Um novo estudo - "Telecommunications Governance": Rumo à Economia Digital", também do (BID)-focaliza a situação na América Latina e no Caribe (ALC) em relação à divisão digital entre a região e as nações desenvolvidas. Ela também analisa a governança desta questão nesses países e as necessidades de reforma identificadas.
"A boa governança das telecomunicações é essencial para alinhar o máximo possível os interesses dos atores do setor privado com os do público e dos consumidores para criar uma economia digital que ajude a promover o desenvolvimento", diz um dos autores do trabalho, Joan Prats, como detalhado em uma declaração.
Embora o Uruguai tenha números melhores do que seus pares na região na maioria das dimensões consideradas, o relatório aponta as medidas que o país poderia tomar para melhorar. Nesta linha, por um lado, são apontadas uma série de "limitações" e, por outro, são sugeridas possíveis "reformas".
Dentre as primeiras, é apontado que "a estrutura legal não tem uma norma de proteção ao consumidor para os usuários de serviços de TIC, nem uma lei-quadro para o setor de tecnologia da informação e comunicação".
Por sua vez, critica que "a Agenda Digital mais recente cobriu o período 2011-15, mas não foi atualizada". Em terceiro lugar, aponta que "o espectro de rádio atribuído representa apenas 20% do que é recomendado pela União Internacional de Telecomunicações (UIT) para o ano 2015, e 15% do que é recomendado pela UIT para o ano 2020".
E do lado das possíveis reformas? A primeira sugestão do relatório é "modernizar" o marco regulatório. "Elaborar um projeto de lei que consagre os direitos dos usuários das TIC, bem como os mecanismos para sua eficácia, e um projeto de lei para o setor de tecnologia da informação e comunicação que leve em conta as melhores práticas", explica.
Também coloca sobre a mesa a relevância de "desenhar e aprovar uma estratégia para o desenvolvimento da economia digital", já que a participação nesta "requer o desenho de uma estratégia que promova a digitalização dos setores da economia, adotando medidas que incentivem o uso e a adoção das TIC pelas empresas".
Finalmente, a terceira reforma sugerida tem a ver com "acelerar a alocação do espectro de rádio". Isto porque "a baixa quantidade de espectro de rádio para comunicações móveis requer o aumento da quantidade de espectro alocada para este fim, bem como a elaboração de políticas destinadas a garantir a eficiência na administração deste recurso escasso".
Números.
A penetração da banda larga fixa na região é de 10%, segundo o estudo baseado em informações da União Internacional de Telecomunicações (UIT).
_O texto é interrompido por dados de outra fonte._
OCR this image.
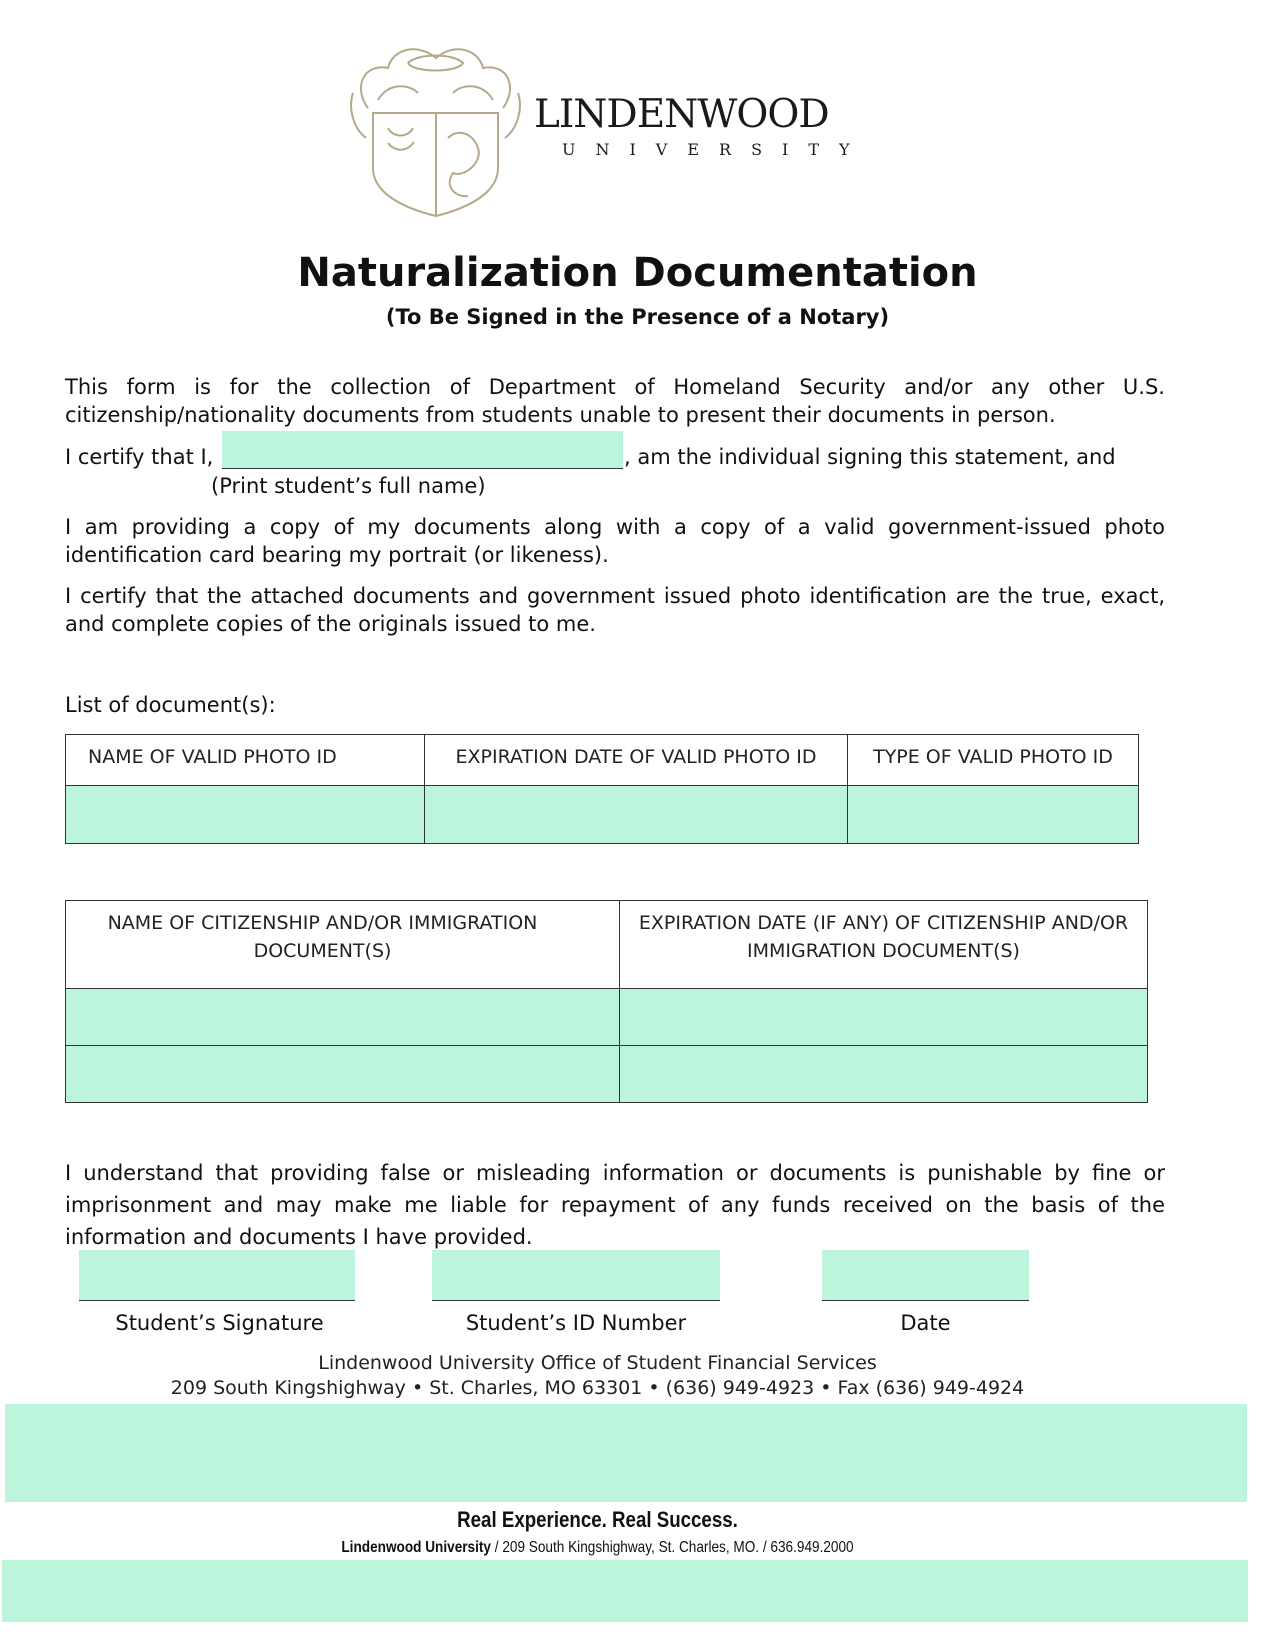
LINDENWOOD
UNIVERSITY
Naturalization Documentation
(To Be Signed in the Presence of a Notary)
This form is for the collection of Department of Homeland Security and/or any other U.S. citizenship/nationality documents from students unable to present their documents in person.
I certify that I,	, am the individual signing this statement, and
(Print student’s full name)
I am providing a copy of my documents along with a copy of a valid government-issued photo identification card bearing my portrait (or likeness).
I certify that the attached documents and government issued photo identification are the true, exact, and complete copies of the originals issued to me.
List of document(s):
NAME OF VALID PHOTO ID	EXPIRATION DATE OF VALID PHOTO ID	TYPE OF VALID PHOTO ID

NAME OF CITIZENSHIP AND/OR IMMIGRATION DOCUMENT(S)	EXPIRATION DATE (IF ANY) OF CITIZENSHIP AND/OR IMMIGRATION DOCUMENT(S)

I understand that providing false or misleading information or documents is punishable by fine or imprisonment and may make me liable for repayment of any funds received on the basis of the information and documents I have provided.
Student’s Signature	Student’s ID Number	Date
Lindenwood University Office of Student Financial Services
209 South Kingshighway • St. Charles, MO 63301 • (636) 949-4923 • Fax (636) 949-4924
Real Experience. Real Success.
Lindenwood University / 209 South Kingshighway, St. Charles, MO. / 636.949.2000
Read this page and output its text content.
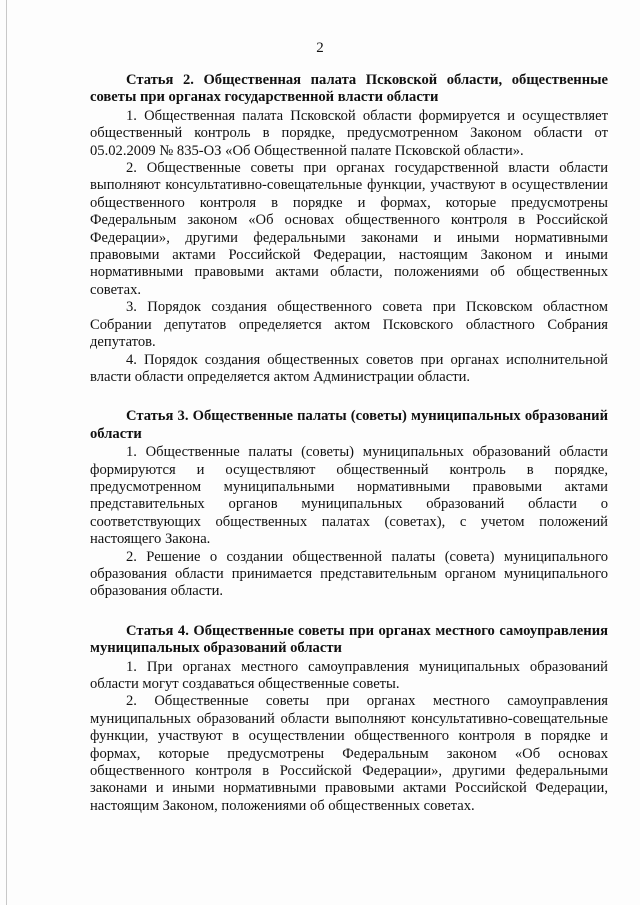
2

Статья 2. Общественная палата Псковской области, общественные советы при органах государственной власти области

1. Общественная палата Псковской области формируется и осуществляет общественный контроль в порядке, предусмотренном Законом области от 05.02.2009 № 835-ОЗ «Об Общественной палате Псковской области».

2. Общественные советы при органах государственной власти области выполняют консультативно-совещательные функции, участвуют в осуществлении общественного контроля в порядке и формах, которые предусмотрены Федеральным законом «Об основах общественного контроля в Российской Федерации», другими федеральными законами и иными нормативными правовыми актами Российской Федерации, настоящим Законом и иными нормативными правовыми актами области, положениями об общественных советах.

3. Порядок создания общественного совета при Псковском областном Собрании депутатов определяется актом Псковского областного Собрания депутатов.

4. Порядок создания общественных советов при органах исполнительной власти области определяется актом Администрации области.

Статья 3. Общественные палаты (советы) муниципальных образований области

1. Общественные палаты (советы) муниципальных образований области формируются и осуществляют общественный контроль в порядке, предусмотренном муниципальными нормативными правовыми актами представительных органов муниципальных образований области о соответствующих общественных палатах (советах), с учетом положений настоящего Закона.

2. Решение о создании общественной палаты (совета) муниципального образования области принимается представительным органом муниципального образования области.

Статья 4. Общественные советы при органах местного самоуправления муниципальных образований области

1. При органах местного самоуправления муниципальных образований области могут создаваться общественные советы.

2. Общественные советы при органах местного самоуправления муниципальных образований области выполняют консультативно-совещательные функции, участвуют в осуществлении общественного контроля в порядке и формах, которые предусмотрены Федеральным законом «Об основах общественного контроля в Российской Федерации», другими федеральными законами и иными нормативными правовыми актами Российской Федерации, настоящим Законом, положениями об общественных советах.
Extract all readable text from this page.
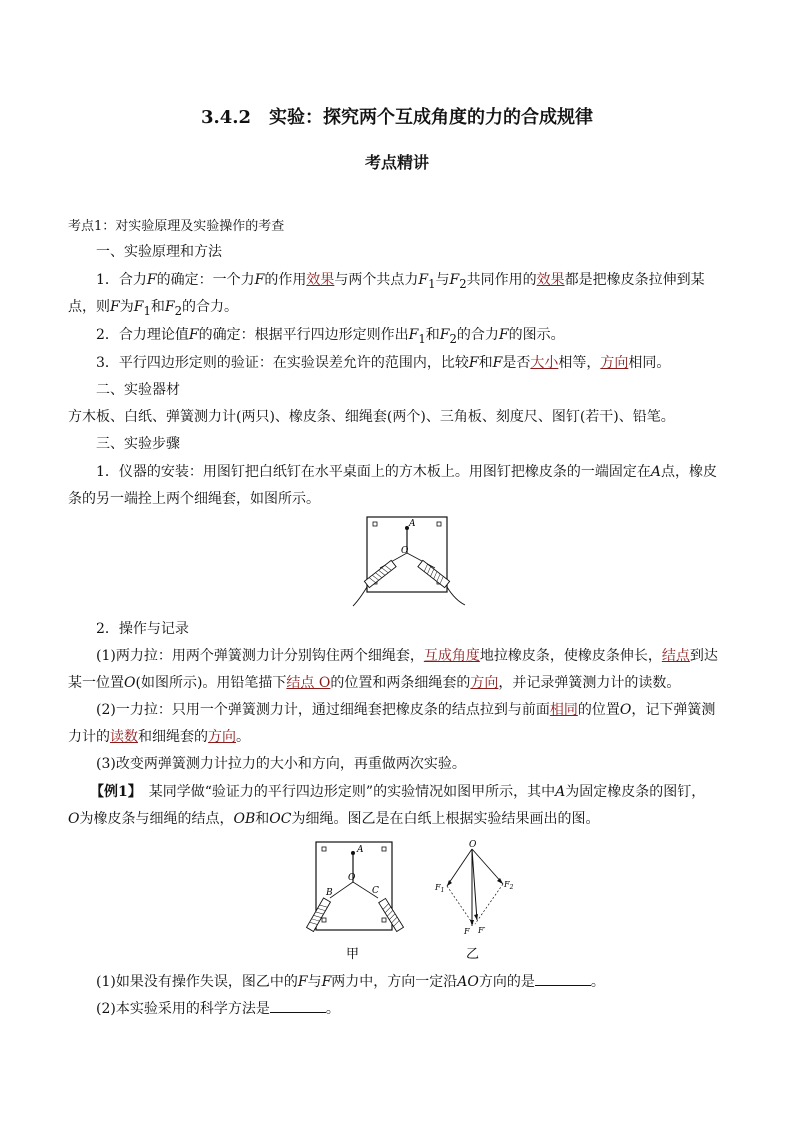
3.4.2　实验：探究两个互成角度的力的合成规律
考点精讲
考点1：对实验原理及实验操作的考查
一、实验原理和方法
1．合力F的确定：一个力F的作用效果与两个共点力$F_1$与$F_2$共同作用的效果都是把橡皮条拉伸到某
点，则F为$F_1$和$F_2$的合力。
2．合力理论值F的确定：根据平行四边形定则作出$F_1$和$F_2$的合力F的图示。
3．平行四边形定则的验证：在实验误差允许的范围内，比较F和F是否大小相等，方向相同。
二、实验器材
方木板、白纸、弹簧测力计(两只)、橡皮条、细绳套(两个)、三角板、刻度尺、图钉(若干)、铅笔。
三、实验步骤
1．仪器的安装：用图钉把白纸钉在水平桌面上的方木板上。用图钉把橡皮条的一端固定在A点，橡皮
条的另一端拴上两个细绳套，如图所示。
A
O
2．操作与记录
(1)两力拉：用两个弹簧测力计分别钩住两个细绳套，互成角度地拉橡皮条，使橡皮条伸长，结点到达
某一位置O(如图所示)。用铅笔描下结点 O的位置和两条细绳套的方向，并记录弹簧测力计的读数。
(2)一力拉：只用一个弹簧测力计，通过细绳套把橡皮条的结点拉到与前面相同的位置O，记下弹簧测
力计的读数和细绳套的方向。
(3)改变两弹簧测力计拉力的大小和方向，再重做两次实验。
【例1】　某同学做“验证力的平行四边形定则”的实验情况如图甲所示，其中A为固定橡皮条的图钉，
O为橡皮条与细绳的结点，OB和OC为细绳。图乙是在白纸上根据实验结果画出的图。
A
O
B	C
甲
O
$F_1$
$F_2$
F F′
乙
(1)如果没有操作失误，图乙中的F与F两力中，方向一定沿AO方向的是	。
(2)本实验采用的科学方法是	。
Na OCDE, este número sobe para 28%.
Se você olhar a banda larga móvel, entretanto, 30% da população tem acesso a ela, menos da metade da média de 72% da OCDE.
Em média, 44% dos lares da ALC têm acesso à Internet, longe dos 81% da OCDE. O Uruguai, neste caso, ficou em 60%, superando assim a média regional. A pesquisa do BID também detalha que na região 40% da população de menor renda deveria dedicar um número equivalente a 10% de sua renda mensal para obter uma assinatura básica de banda larga fixa, em comparação com 3% nos países da OCDE. O Uruguai - onde a média está próxima da média da OCDE - foi o país com melhor desempenho na ALC.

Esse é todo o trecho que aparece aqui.